Years later, when I found myself in therapy for postpartum depression after the birth of my second child, a son, I felt anger. I felt angry not only for the young mother who slipped through the cracks, but at myself for not being able to see; not being able to see through the anxiety or depression, not being able to see through the lies and half-truths, not being able to see my child as my own. I held on to that personal anger, the anger directed at myself, for years, much longer than I held on to the anger directed at the adoption facilitator. After all, as so many willing to dismiss birth mothers and their grief say, I “signed those papers, so it’s my decision, my fault.”
It wasn’t until sometime in the past year that I’ve been able to see that young mother with a sense of compassion. I didn’t know what I didn’t know. If you ask any person who suffered from depression, they will tell you that a period of time existed during which they simply didn’t know they were depressed. I simply thought I couldn’t be a good mother, that these thoughts were proof that I lacked maternal instinct, that maybe I’d never be the motherly type.

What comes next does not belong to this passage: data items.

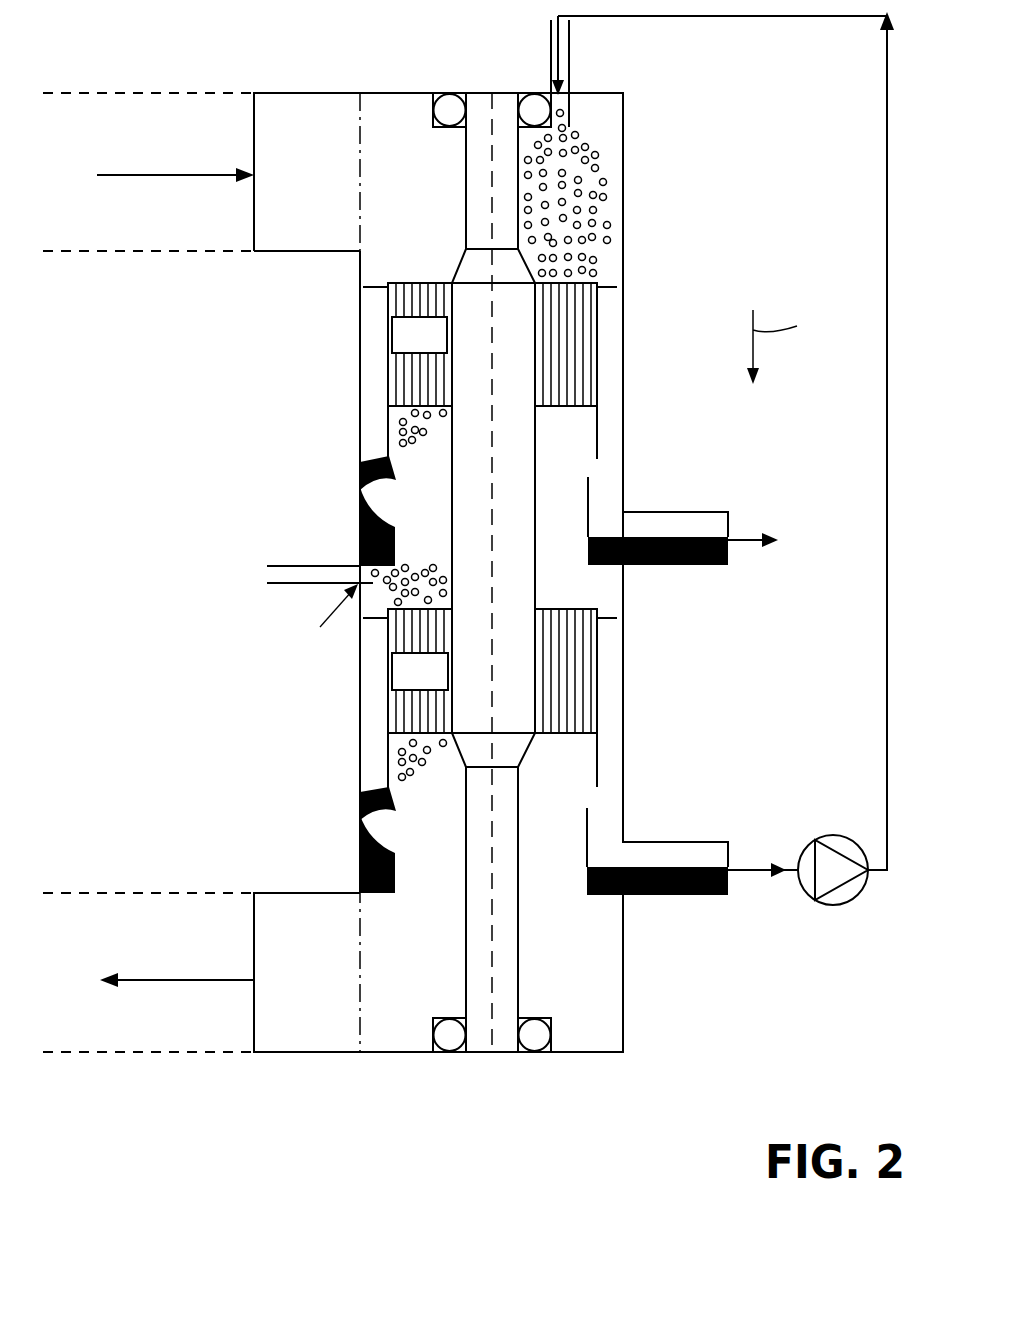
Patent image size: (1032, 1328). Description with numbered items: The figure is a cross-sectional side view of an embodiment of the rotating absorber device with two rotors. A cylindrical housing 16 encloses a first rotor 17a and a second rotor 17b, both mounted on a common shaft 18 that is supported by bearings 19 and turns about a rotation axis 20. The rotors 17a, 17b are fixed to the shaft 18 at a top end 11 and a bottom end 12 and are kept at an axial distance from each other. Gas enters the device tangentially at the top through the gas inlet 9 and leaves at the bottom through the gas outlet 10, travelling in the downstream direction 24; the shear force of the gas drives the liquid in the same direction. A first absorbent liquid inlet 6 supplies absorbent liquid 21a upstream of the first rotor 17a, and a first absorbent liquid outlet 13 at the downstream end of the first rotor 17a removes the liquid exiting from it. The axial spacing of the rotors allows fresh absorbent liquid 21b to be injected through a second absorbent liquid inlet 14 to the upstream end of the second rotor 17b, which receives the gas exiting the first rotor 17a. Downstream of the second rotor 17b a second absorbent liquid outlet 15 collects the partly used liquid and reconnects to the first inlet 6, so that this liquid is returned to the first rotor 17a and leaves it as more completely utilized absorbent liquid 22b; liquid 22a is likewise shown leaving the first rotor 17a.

The first absorbent liquid inlet 6 is at (575, 98).
The gas inlet 9 is at (148, 172).
The gas outlet 10 is at (148, 972).
The top end 11 is at (419, 335).
The bottom end 12 is at (420, 672).
The first absorbent liquid outlet 13 is at (685, 532).
The second absorbent liquid inlet 14 is at (298, 596).
The second absorbent liquid outlet 15 is at (726, 458).
The cylindrical housing 16 is at (360, 349).
The first rotor 17a is at (597, 334).
The second rotor 17b is at (597, 664).
The shaft 18 is at (482, 107).
The bearings 19 is at (448, 110).
The rotation axis 20 is at (492, 962).
The absorbent liquid 21a is at (603, 165).
The absorbent liquid 21b is at (415, 575).
The gas bubbles after first stage 22a is at (422, 432).
The utilized absorbent liquid 22b is at (423, 762).
The downstream direction 24 is at (794, 347).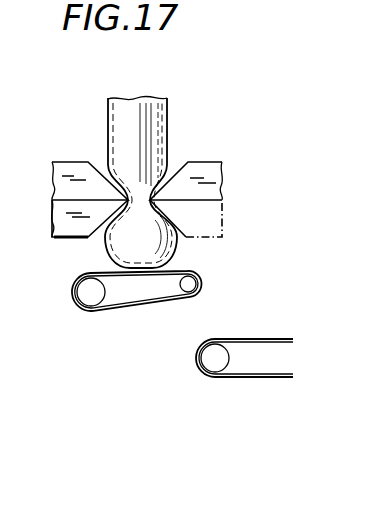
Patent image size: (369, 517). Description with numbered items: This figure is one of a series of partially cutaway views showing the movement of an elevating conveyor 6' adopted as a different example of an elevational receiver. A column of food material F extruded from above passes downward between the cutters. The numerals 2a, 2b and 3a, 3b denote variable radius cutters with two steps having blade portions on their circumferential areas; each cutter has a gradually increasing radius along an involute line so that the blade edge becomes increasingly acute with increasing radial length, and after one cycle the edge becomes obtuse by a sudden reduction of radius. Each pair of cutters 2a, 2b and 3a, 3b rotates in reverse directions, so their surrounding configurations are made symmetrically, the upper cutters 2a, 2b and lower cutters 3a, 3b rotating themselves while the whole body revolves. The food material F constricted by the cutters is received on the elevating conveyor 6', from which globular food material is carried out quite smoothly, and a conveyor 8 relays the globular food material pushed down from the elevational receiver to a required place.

The food material F is at (168, 122).
The variable radius cutter 2a is at (68, 168).
The variable radius cutter 2b is at (212, 163).
The variable radius cutter 3a is at (55, 225).
The variable radius cutter 3b is at (217, 225).
The elevating conveyor 6' is at (137, 317).
The conveyor 8 is at (257, 338).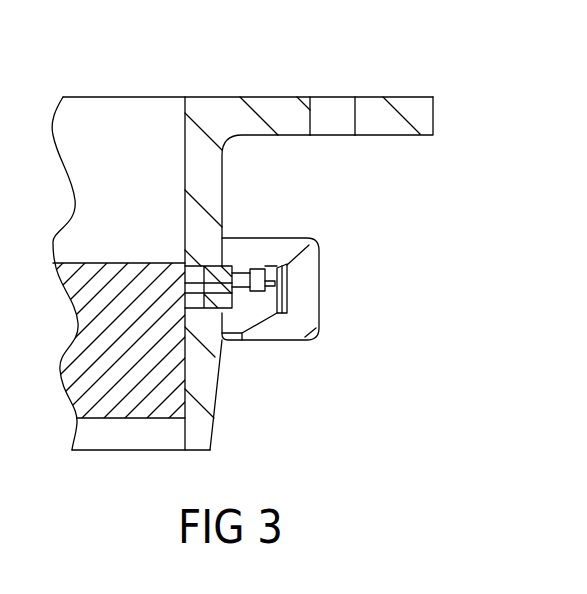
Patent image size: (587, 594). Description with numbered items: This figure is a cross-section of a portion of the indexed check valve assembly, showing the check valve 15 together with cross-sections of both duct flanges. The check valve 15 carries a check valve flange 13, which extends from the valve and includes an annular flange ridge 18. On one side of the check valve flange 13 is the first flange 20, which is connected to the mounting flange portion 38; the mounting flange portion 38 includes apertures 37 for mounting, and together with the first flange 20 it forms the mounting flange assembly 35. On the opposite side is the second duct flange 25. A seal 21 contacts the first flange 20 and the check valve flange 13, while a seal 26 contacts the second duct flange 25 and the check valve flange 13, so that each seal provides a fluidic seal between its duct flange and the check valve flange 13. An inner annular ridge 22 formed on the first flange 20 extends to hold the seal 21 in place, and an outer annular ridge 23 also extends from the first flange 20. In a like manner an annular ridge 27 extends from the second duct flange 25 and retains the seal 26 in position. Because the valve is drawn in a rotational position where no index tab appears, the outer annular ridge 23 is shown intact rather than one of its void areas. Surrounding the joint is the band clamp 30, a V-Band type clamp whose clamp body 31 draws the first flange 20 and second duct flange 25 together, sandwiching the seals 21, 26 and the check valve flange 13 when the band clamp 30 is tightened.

The check valve flange 13 is at (234, 309).
The check valve 15 is at (88, 365).
The annular flange ridge 18 is at (277, 272).
The first flange 20 is at (209, 176).
The seal 21 is at (220, 270).
The inner annular ridge 22 is at (253, 275).
The outer annular ridge 23 is at (285, 287).
The second duct flange 25 is at (198, 422).
The seal 26 is at (208, 305).
The annular ridge 27 is at (280, 288).
The band clamp 30 is at (327, 316).
The clamp body 31 is at (305, 295).
The mounting flange assembly 35 is at (449, 108).
The apertures 37 is at (332, 94).
The mounting flange portion 38 is at (395, 105).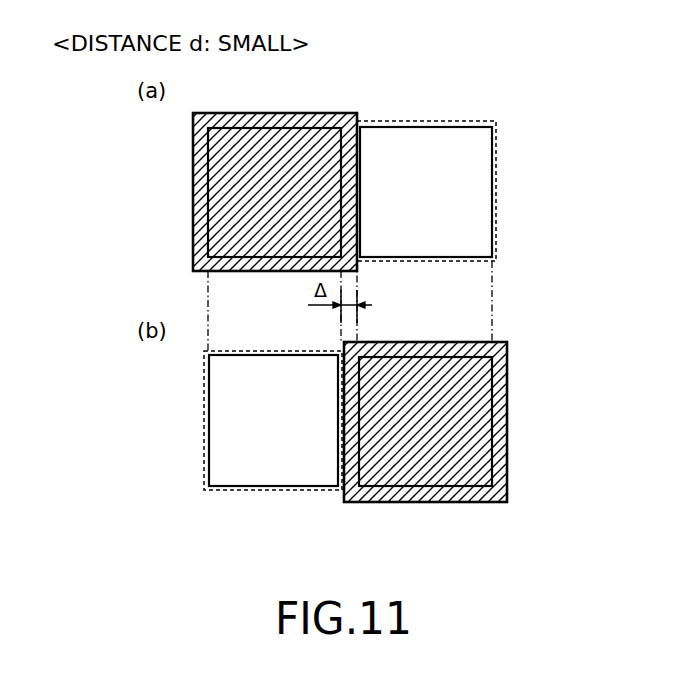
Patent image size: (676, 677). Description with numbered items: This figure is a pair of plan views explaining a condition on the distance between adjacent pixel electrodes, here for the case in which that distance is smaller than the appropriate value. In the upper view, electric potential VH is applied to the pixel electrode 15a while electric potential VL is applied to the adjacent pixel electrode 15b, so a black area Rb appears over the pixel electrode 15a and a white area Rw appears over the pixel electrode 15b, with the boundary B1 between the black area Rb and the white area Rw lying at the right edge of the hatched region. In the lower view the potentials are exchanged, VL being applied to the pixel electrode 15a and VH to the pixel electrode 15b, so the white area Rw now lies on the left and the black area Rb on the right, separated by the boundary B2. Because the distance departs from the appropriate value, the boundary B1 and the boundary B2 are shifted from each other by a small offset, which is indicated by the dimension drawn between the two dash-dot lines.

The pixel electrode 15a is at (208, 196).
The pixel electrode 15b is at (492, 196).
The black area Rb is at (193, 169).
The white area Rw is at (496, 175).
The boundary B1 is at (357, 113).
The boundary B2 is at (343, 502).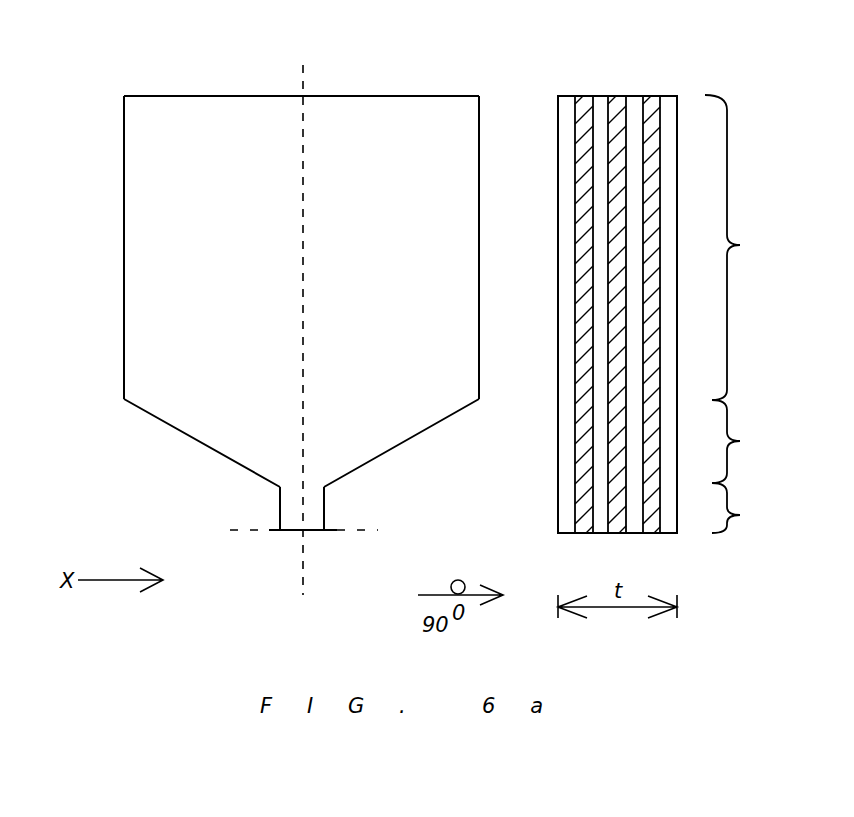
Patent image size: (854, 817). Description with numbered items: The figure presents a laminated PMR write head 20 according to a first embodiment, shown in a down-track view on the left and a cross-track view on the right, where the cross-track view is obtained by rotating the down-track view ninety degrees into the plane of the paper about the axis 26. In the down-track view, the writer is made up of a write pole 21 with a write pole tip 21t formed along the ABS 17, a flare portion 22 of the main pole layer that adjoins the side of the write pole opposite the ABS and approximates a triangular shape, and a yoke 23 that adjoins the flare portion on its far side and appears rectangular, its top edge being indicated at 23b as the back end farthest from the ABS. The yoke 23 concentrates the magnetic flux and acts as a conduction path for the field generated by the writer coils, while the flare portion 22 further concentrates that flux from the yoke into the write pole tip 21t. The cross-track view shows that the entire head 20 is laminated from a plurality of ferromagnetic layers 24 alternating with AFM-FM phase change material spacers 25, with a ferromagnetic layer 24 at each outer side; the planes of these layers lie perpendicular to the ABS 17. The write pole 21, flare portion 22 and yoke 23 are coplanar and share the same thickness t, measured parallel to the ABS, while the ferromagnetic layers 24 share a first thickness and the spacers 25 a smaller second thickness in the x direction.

The PMR write head 20 is at (104, 84).
The yoke 23 is at (140, 252).
The top edge of body portion 23b is at (403, 95).
The flare portion 22 is at (207, 422).
The write pole 21 is at (738, 508).
The write pole tip 21t is at (318, 533).
The ABS 17 is at (308, 530).
The axis 26 is at (304, 325).
The ferromagnetic layers 24 is at (637, 155).
The AFM-FM phase change material spacers 25 is at (579, 100).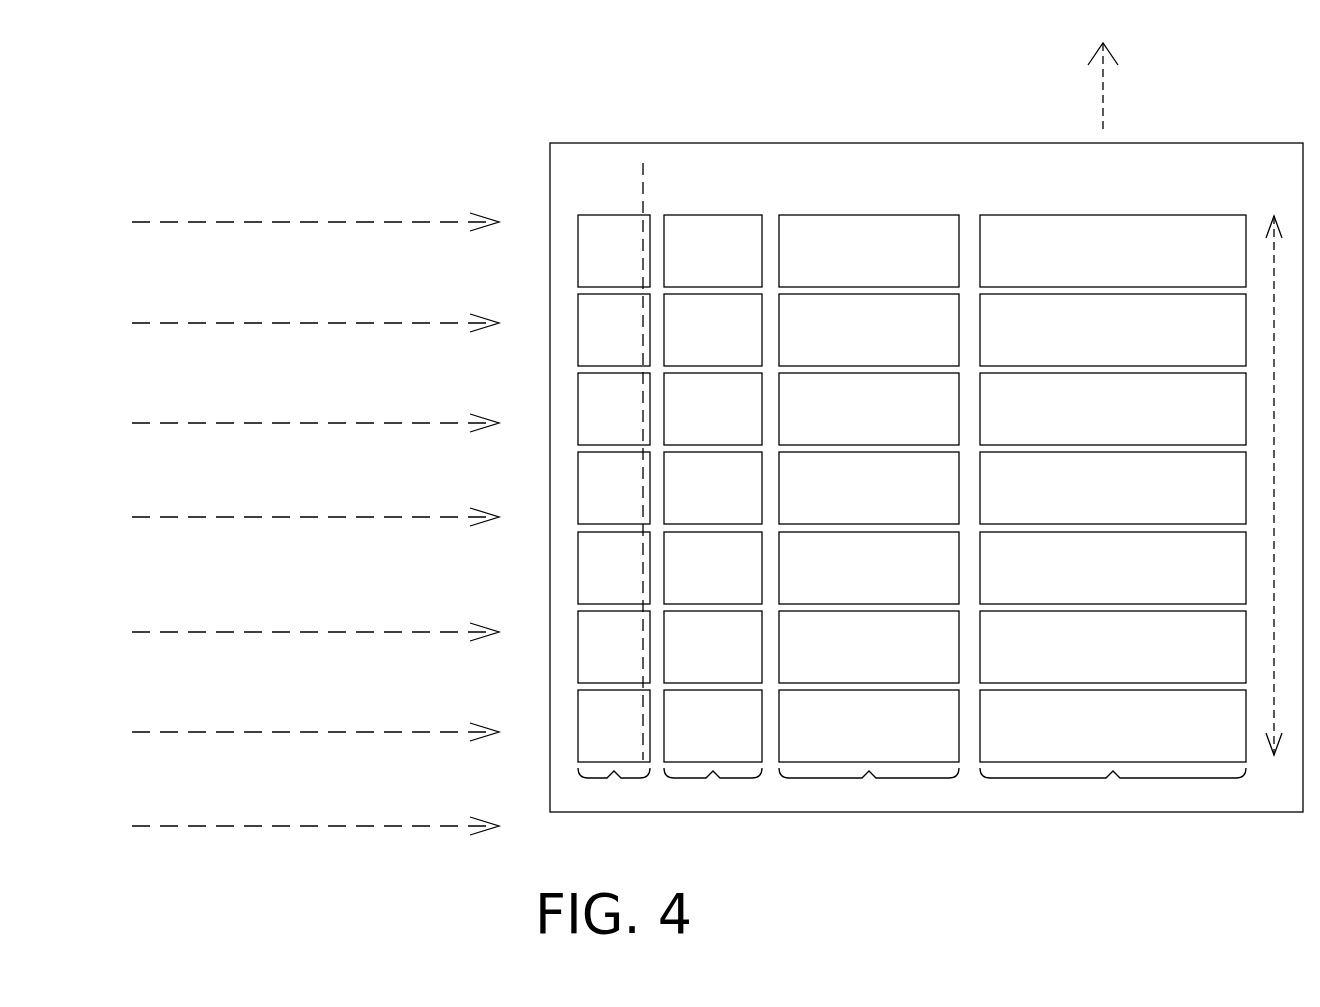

I’ve cried many tears for the young mother that I was in the process of healing, and yes, forgiving myself. I’m still working on the forgiving part, but I now fully understand how and why I ended up on the path of adoption and eventually relinquishing my child. I firmly believe if we offered mothers considering adoption access to legitimate mental health care resources, we’d see an improvement in the numbers of mothers who both choose to parent and, should they choose to place, feel as though it was an informed decision, not coerced by people seeking to gain from their loss.
However, while we’ve made great strides in acknowledging and providing resources for mothers and families fighting postpartum depression, ethical reform in adoption remains a slow-moving process. If we admit that mothers who are single, who maybe don’t feel worthy of being a mother are worthy of being mothers, then for-profit newborn adoption begins to make less sense. And there’s the rub.
For now, I take comfort in knowing I’m not alone, in offering hope and support to other scared mothers, and in continuing the work of forgiving myself. Maybe someday I’ll get there.